The Pawpaw Festival in Albany, Ohio (near Athens, and also near the United Plant Savers sanctuary which my adventurous colleague and partner in crime, Arlene, and I were visiting this week) is, I would dare say, one of the biggest in the country. We spent a couple of hours there experiencing All Things Pawpaw.
First, the taste. Upon arrival, we sought out the free sample tent where we could set the mood. Volunteers sliced us a big hunk and explained that you just squeeze the soft, yellowish pulp out of the rind, and swirl the big dark pits around in your mouth to get all the good stuff off them. (Then throw them out because they are poisonous if chewed and consumed, apparently.)

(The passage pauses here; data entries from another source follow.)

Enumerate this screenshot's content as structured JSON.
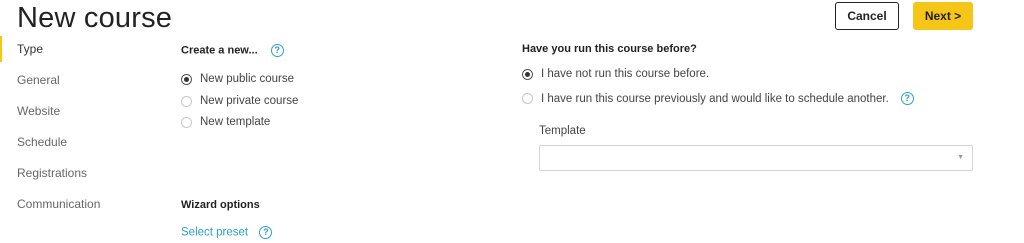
{
  "header": {
    "title": "New course",
    "cancel_label": "Cancel",
    "next_label": "Next >"
  },
  "sidebar": {
    "items": [
      {
        "label": "Type"
      },
      {
        "label": "General"
      },
      {
        "label": "Website"
      },
      {
        "label": "Schedule"
      },
      {
        "label": "Registrations"
      },
      {
        "label": "Communication"
      }
    ]
  },
  "create": {
    "heading": "Create a new...",
    "options": [
      {
        "label": "New public course",
        "checked": true
      },
      {
        "label": "New private course",
        "checked": false
      },
      {
        "label": "New template",
        "checked": false
      }
    ]
  },
  "history": {
    "heading": "Have you run this course before?",
    "options": [
      {
        "label": "I have not run this course before.",
        "checked": true
      },
      {
        "label": "I have run this course previously and would like to schedule another.",
        "checked": false
      }
    ],
    "template_label": "Template",
    "template_value": ""
  },
  "wizard": {
    "heading": "Wizard options",
    "preset_link": "Select preset"
  },
  "icons": {
    "help": "help-circle-icon",
    "caret": "caret-down-icon"
  },
  "colors": {
    "accent": "#f5c518",
    "link": "#2a9fd6",
    "text": "#333333"
  }
}
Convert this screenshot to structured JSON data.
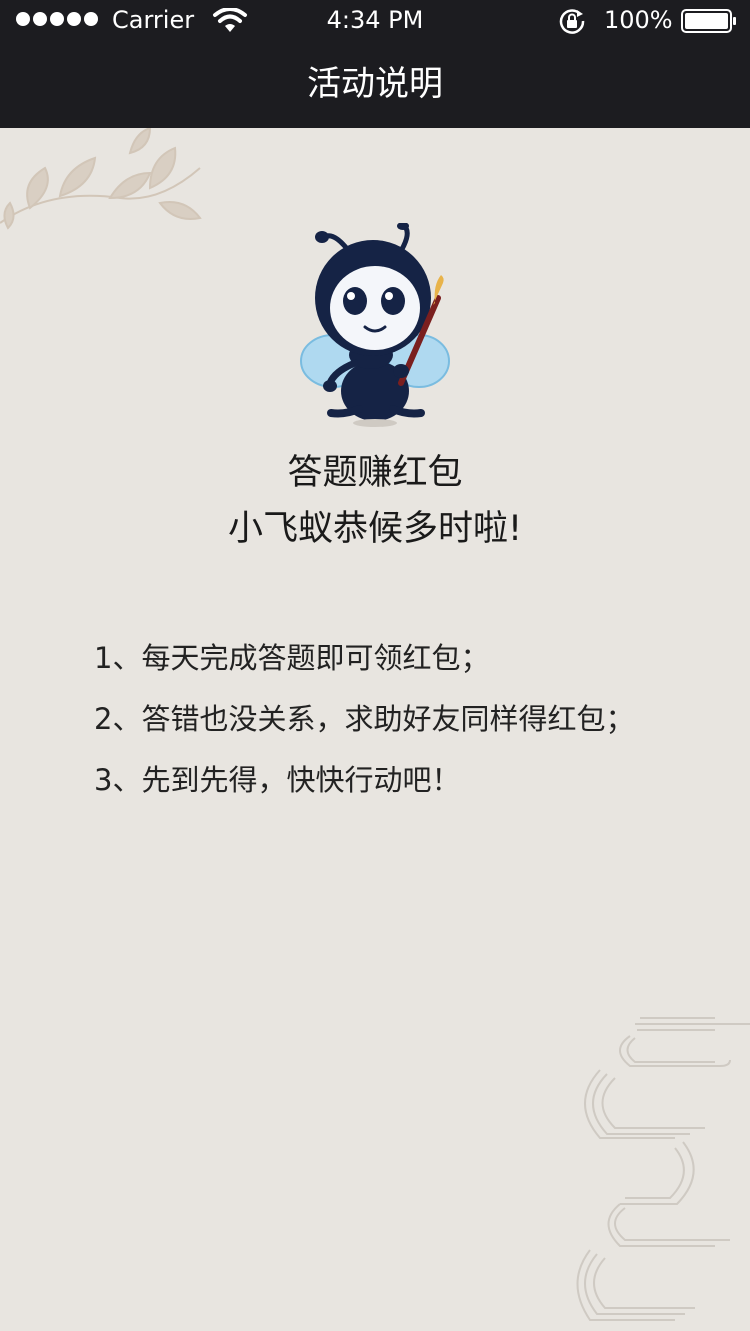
{
  "status_bar": {
    "carrier": "Carrier",
    "time": "4:34 PM",
    "battery_percent": "100%",
    "signal_bars": 5,
    "battery_level": 1.0
  },
  "nav": {
    "title": "活动说明"
  },
  "hero": {
    "line1": "答题赚红包",
    "line2": "小飞蚁恭候多时啦!"
  },
  "rules": [
    "1、每天完成答题即可领红包；",
    "2、答错也没关系，求助好友同样得红包；",
    "3、先到先得，快快行动吧！"
  ],
  "colors": {
    "bar_background": "#1c1c20",
    "page_background": "#e8e5e0",
    "text": "#222222",
    "mascot_body": "#152345",
    "wing": "#a9d8f2"
  },
  "icons": {
    "wifi": "wifi-icon",
    "rotation_lock": "rotation-lock-icon",
    "battery": "battery-icon",
    "mascot": "ant-mascot"
  }
}
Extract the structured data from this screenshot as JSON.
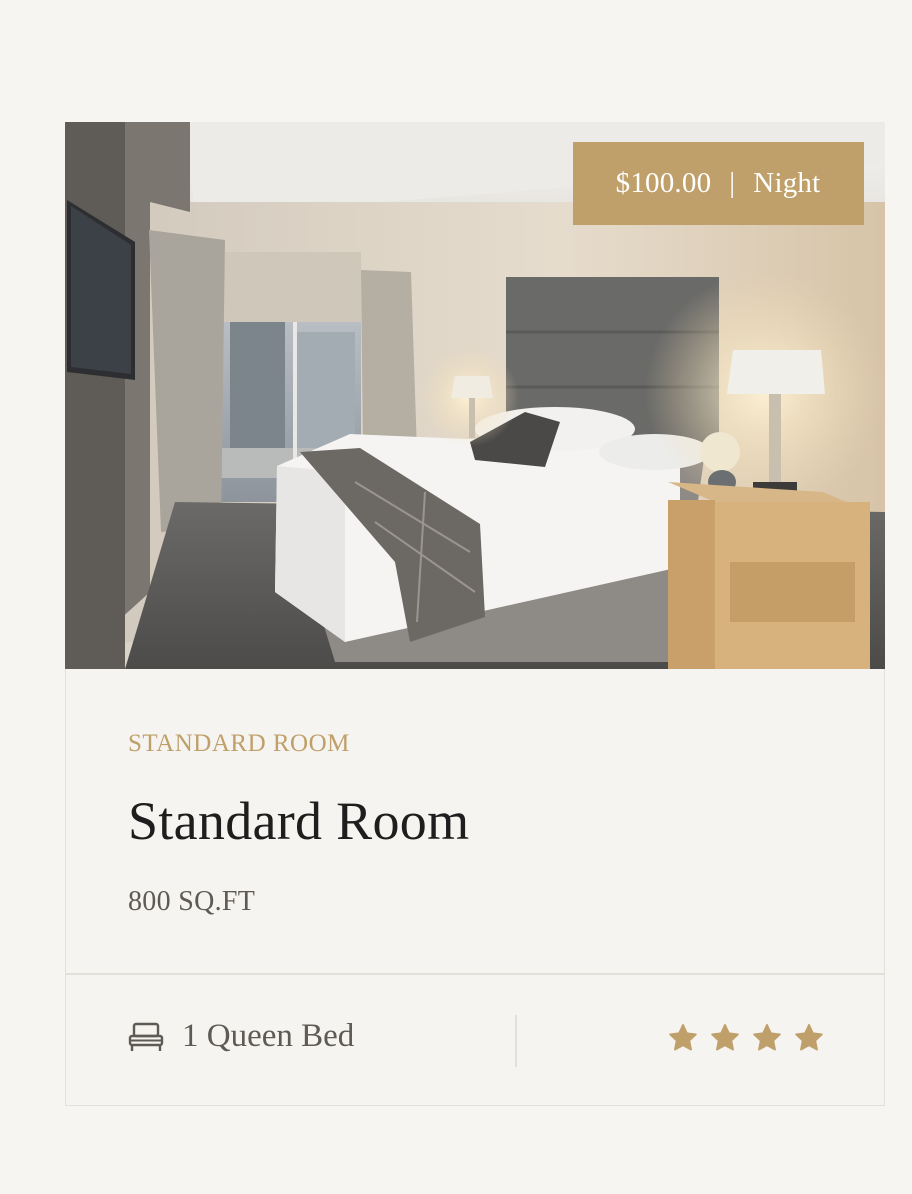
{
  "room": {
    "price": "$100.00",
    "price_separator": "|",
    "price_unit": "Night",
    "category": "STANDARD ROOM",
    "title": "Standard Room",
    "size": "800 SQ.FT",
    "bed_label": "1 Queen Bed",
    "bed_icon": "bed-icon",
    "rating": 4,
    "rating_max": 4,
    "star_icon": "star-icon"
  },
  "colors": {
    "accent": "#bf9f6a",
    "background": "#f7f5f1",
    "title_text": "#1e1e1e",
    "body_text": "#5e5a55",
    "border": "#e3e0db"
  }
}
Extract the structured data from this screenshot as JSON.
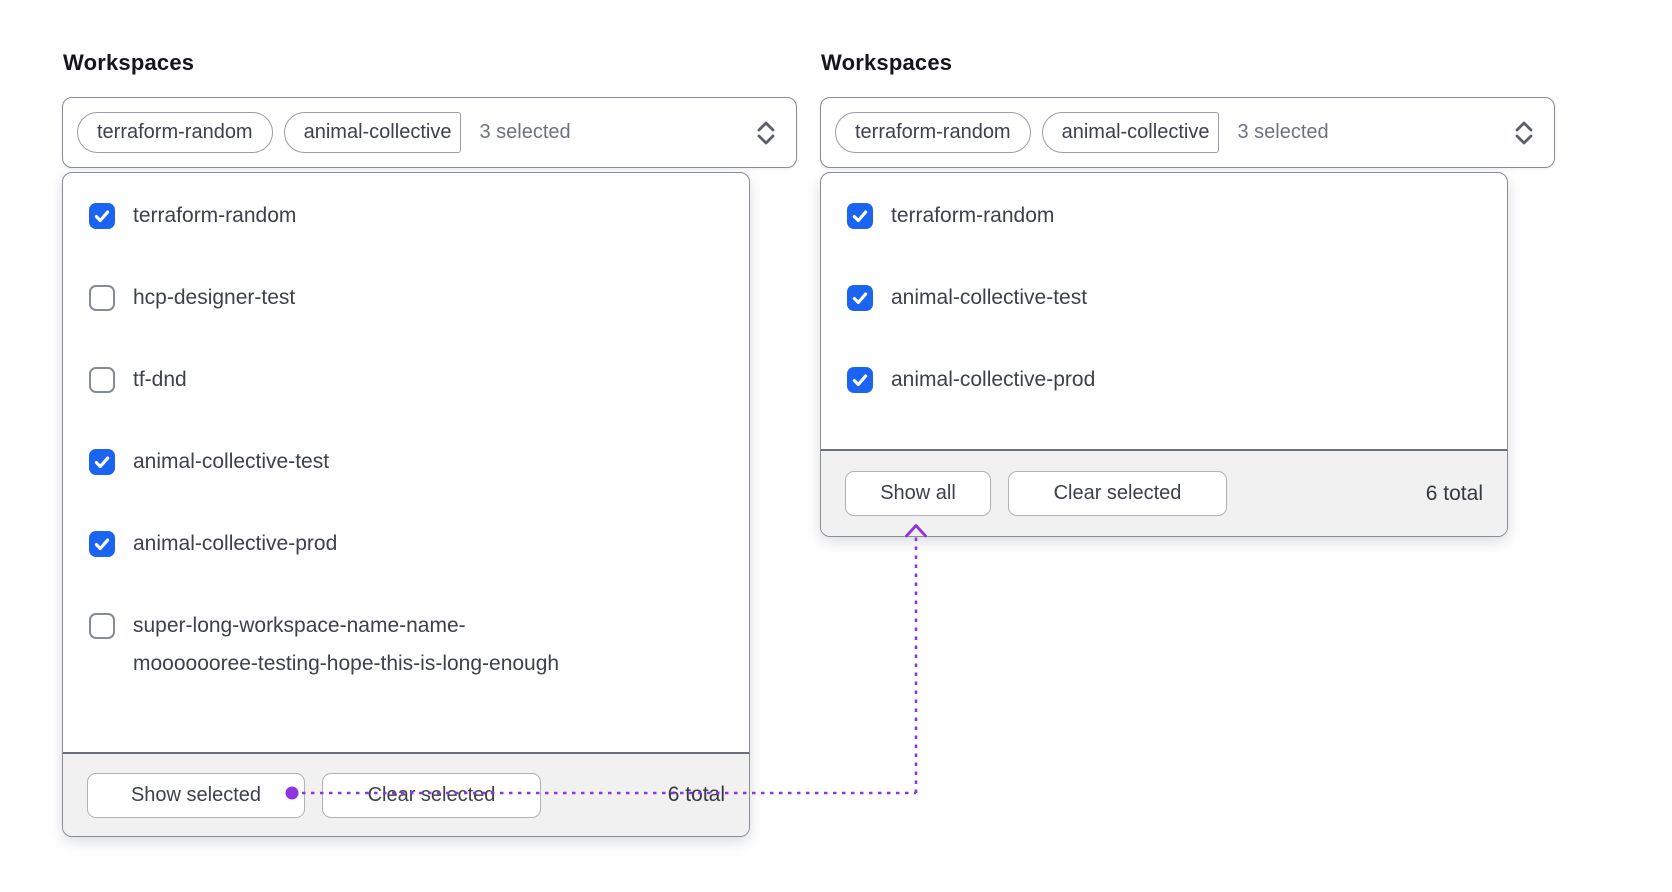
{
  "colors": {
    "checkbox_checked_blue": "#1b64f2",
    "annotation_purple": "#8f35e0",
    "footer_background": "#f1f1f2",
    "panel_border": "#878c95"
  },
  "left": {
    "title": "Workspaces",
    "select": {
      "tags": [
        "terraform-random",
        "animal-collective"
      ],
      "count_label": "3 selected",
      "chevron_icon": "chevron-up-down"
    },
    "options": [
      {
        "label": "terraform-random",
        "checked": true
      },
      {
        "label": "hcp-designer-test",
        "checked": false
      },
      {
        "label": "tf-dnd",
        "checked": false
      },
      {
        "label": "animal-collective-test",
        "checked": true
      },
      {
        "label": "animal-collective-prod",
        "checked": true
      },
      {
        "label": "super-long-workspace-name-name-mooooooree-testing-hope-this-is-long-enough",
        "checked": false,
        "lines": [
          "super-long-workspace-name-name-",
          "mooooooree-testing-hope-this-is-long-enough"
        ]
      }
    ],
    "footer": {
      "show_button": "Show selected",
      "clear_button": "Clear selected",
      "total_label": "6 total"
    }
  },
  "right": {
    "title": "Workspaces",
    "select": {
      "tags": [
        "terraform-random",
        "animal-collective"
      ],
      "count_label": "3 selected",
      "chevron_icon": "chevron-up-down"
    },
    "options": [
      {
        "label": "terraform-random",
        "checked": true
      },
      {
        "label": "animal-collective-test",
        "checked": true
      },
      {
        "label": "animal-collective-prod",
        "checked": true
      }
    ],
    "footer": {
      "show_button": "Show all",
      "clear_button": "Clear selected",
      "total_label": "6 total"
    }
  },
  "annotation": {
    "meaning": "clicking Show selected leads to filtered state",
    "from": "show-selected-button",
    "to": "show-all-button"
  }
}
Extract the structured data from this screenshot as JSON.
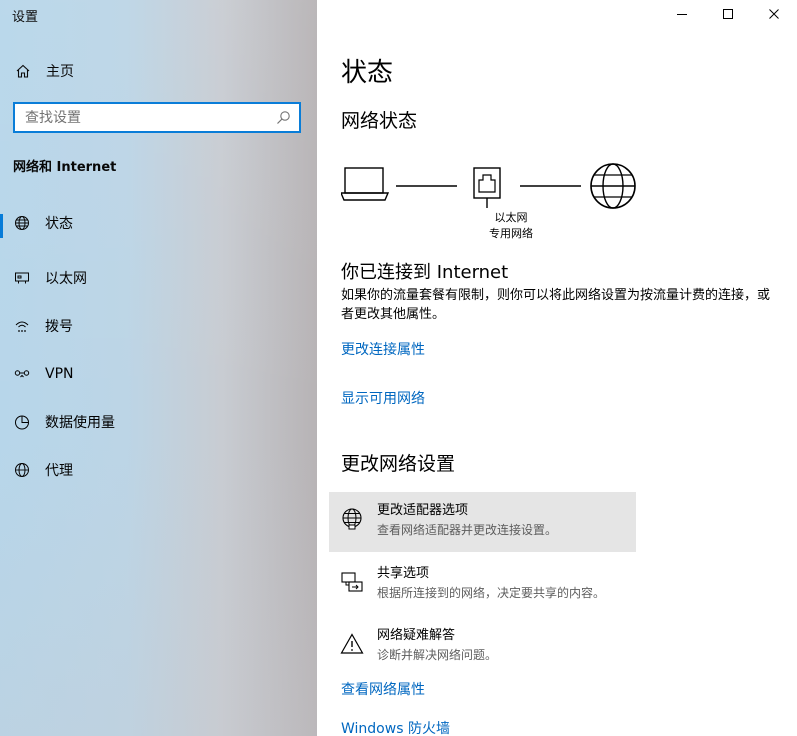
{
  "window": {
    "title": "设置",
    "controls": [
      "minimize-icon",
      "maximize-icon",
      "close-icon"
    ]
  },
  "sidebar": {
    "home_label": "主页",
    "search_placeholder": "查找设置",
    "section_label": "网络和 Internet",
    "items": [
      {
        "label": "状态",
        "icon": "globe-status-icon",
        "active": true
      },
      {
        "label": "以太网",
        "icon": "ethernet-icon",
        "active": false
      },
      {
        "label": "拨号",
        "icon": "dialup-icon",
        "active": false
      },
      {
        "label": "VPN",
        "icon": "vpn-icon",
        "active": false
      },
      {
        "label": "数据使用量",
        "icon": "data-usage-icon",
        "active": false
      },
      {
        "label": "代理",
        "icon": "proxy-globe-icon",
        "active": false
      }
    ],
    "accent_color": "#0078d7"
  },
  "main": {
    "title": "状态",
    "network_status_heading": "网络状态",
    "diagram": {
      "device_label_line1": "以太网",
      "device_label_line2": "专用网络"
    },
    "connected_title": "你已连接到 Internet",
    "connected_desc": "如果你的流量套餐有限制，则你可以将此网络设置为按流量计费的连接，或者更改其他属性。",
    "link_change_props": "更改连接属性",
    "link_show_networks": "显示可用网络",
    "change_heading": "更改网络设置",
    "options": [
      {
        "title": "更改适配器选项",
        "desc": "查看网络适配器并更改连接设置。",
        "icon": "adapter-globe-icon"
      },
      {
        "title": "共享选项",
        "desc": "根据所连接到的网络，决定要共享的内容。",
        "icon": "sharing-icon"
      },
      {
        "title": "网络疑难解答",
        "desc": "诊断并解决网络问题。",
        "icon": "warning-icon"
      }
    ],
    "link_view_props": "查看网络属性",
    "link_firewall": "Windows 防火墙",
    "link_color": "#0067c0"
  }
}
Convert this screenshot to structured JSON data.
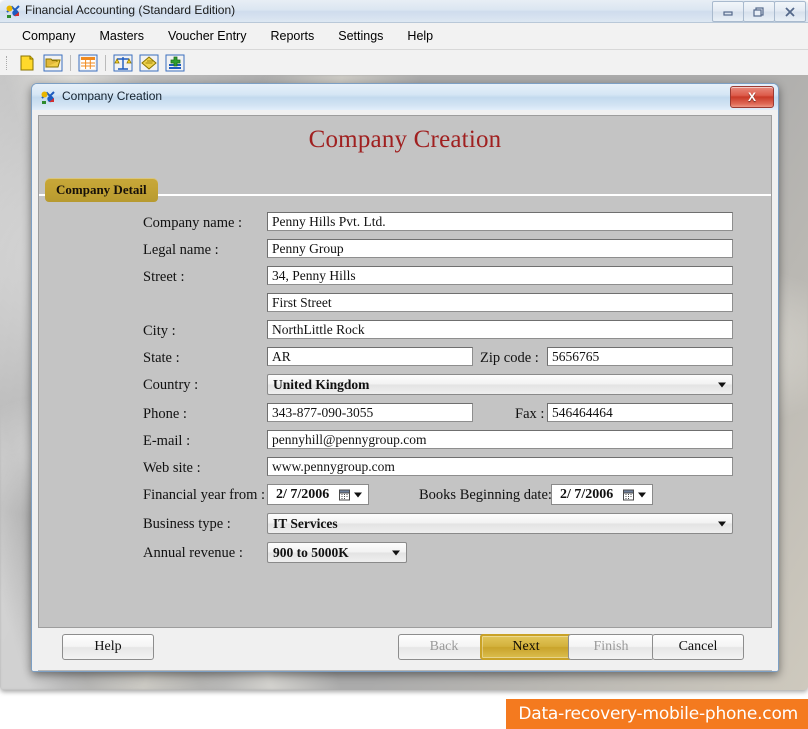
{
  "app": {
    "title": "Financial Accounting (Standard Edition)",
    "icon": "app-logo-icon",
    "window_controls": {
      "minimize": "minimize-icon",
      "restore": "restore-icon",
      "close": "close-icon"
    },
    "menu": [
      {
        "label": "Company"
      },
      {
        "label": "Masters"
      },
      {
        "label": "Voucher Entry"
      },
      {
        "label": "Reports"
      },
      {
        "label": "Settings"
      },
      {
        "label": "Help"
      }
    ],
    "toolbar": [
      {
        "name": "new-company-icon"
      },
      {
        "name": "open-company-icon"
      },
      {
        "name": "ledger-table-icon"
      },
      {
        "name": "trial-balance-icon"
      },
      {
        "name": "voucher-icon"
      },
      {
        "name": "add-entry-icon"
      }
    ]
  },
  "dialog": {
    "titlebar_title": "Company Creation",
    "titlebar_icon": "app-logo-icon",
    "close_label": "X",
    "heading": "Company Creation",
    "tab": {
      "label": "Company Detail"
    },
    "fields": {
      "company_name": {
        "label": "Company name :",
        "value": "Penny Hills Pvt. Ltd."
      },
      "legal_name": {
        "label": "Legal name :",
        "value": "Penny Group"
      },
      "street": {
        "label": "Street :",
        "value": "34, Penny Hills"
      },
      "street2": {
        "label": "",
        "value": "First Street"
      },
      "city": {
        "label": "City :",
        "value": "NorthLittle Rock"
      },
      "state": {
        "label": "State :",
        "value": "AR"
      },
      "zip": {
        "label": "Zip code :",
        "value": "5656765"
      },
      "country": {
        "label": "Country :",
        "value": "United Kingdom"
      },
      "phone": {
        "label": "Phone :",
        "value": "343-877-090-3055"
      },
      "fax": {
        "label": "Fax :",
        "value": "546464464"
      },
      "email": {
        "label": "E-mail :",
        "value": "pennyhill@pennygroup.com"
      },
      "website": {
        "label": "Web site :",
        "value": "www.pennygroup.com"
      },
      "fin_year_from": {
        "label": "Financial year from :",
        "value": "2/  7/2006"
      },
      "books_begin": {
        "label": "Books Beginning date:",
        "value": "2/  7/2006"
      },
      "business_type": {
        "label": "Business type :",
        "value": "IT Services"
      },
      "annual_revenue": {
        "label": "Annual revenue :",
        "value": "900 to 5000K"
      }
    },
    "buttons": {
      "help": "Help",
      "back": "Back",
      "next": "Next",
      "finish": "Finish",
      "cancel": "Cancel"
    }
  },
  "watermark": {
    "text": "Data-recovery-mobile-phone.com"
  },
  "colors": {
    "heading": "#a02020",
    "tab": "#c2a233",
    "primary_button": "#c9a32b",
    "watermark_bg": "#f47a1f",
    "dialog_close": "#c93a28"
  }
}
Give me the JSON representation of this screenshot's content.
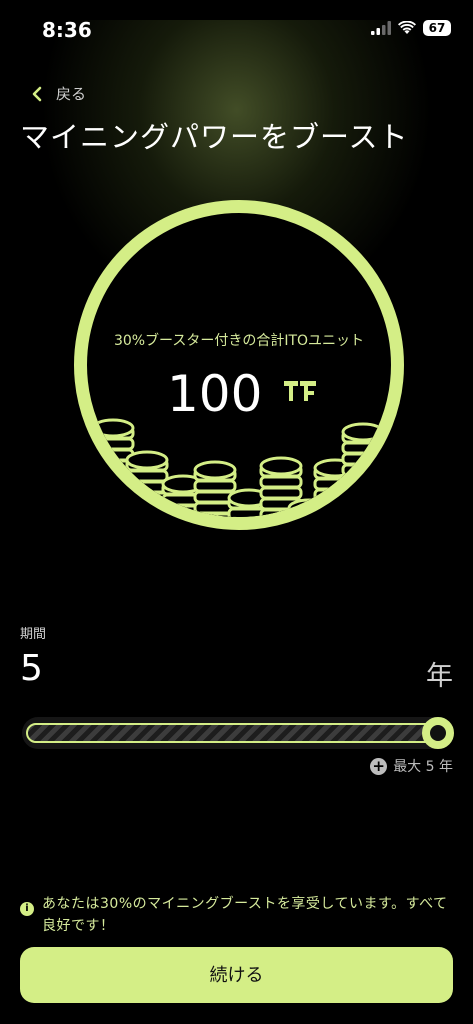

Next we found the craft beer tent, where for a few bucks you could try a variety of pawpaw brews (and take the glass home to boot). We listened to a band that defied genre classification, and then made our way to the food court. We sampled an Indonesian satay with pawpaw peanut sauce, and later tried Thai mango sticky rice with pawpaw mousse.
There were also vendors selling pawpaw bread, official paw paw festival t-shirts with designs dating several years back, and pawpaw plants. (As well as a lot of non-paw paw-related stuff.) We were saddened to have missed the pawpaw cook-off.
A full harvest moon rose over the festival grounds, as we finally admitted paw paw overload. Still, I insisted on stopping by the free sample tent one more time to leave with the sweet custardy taste still lingering on my taste buds.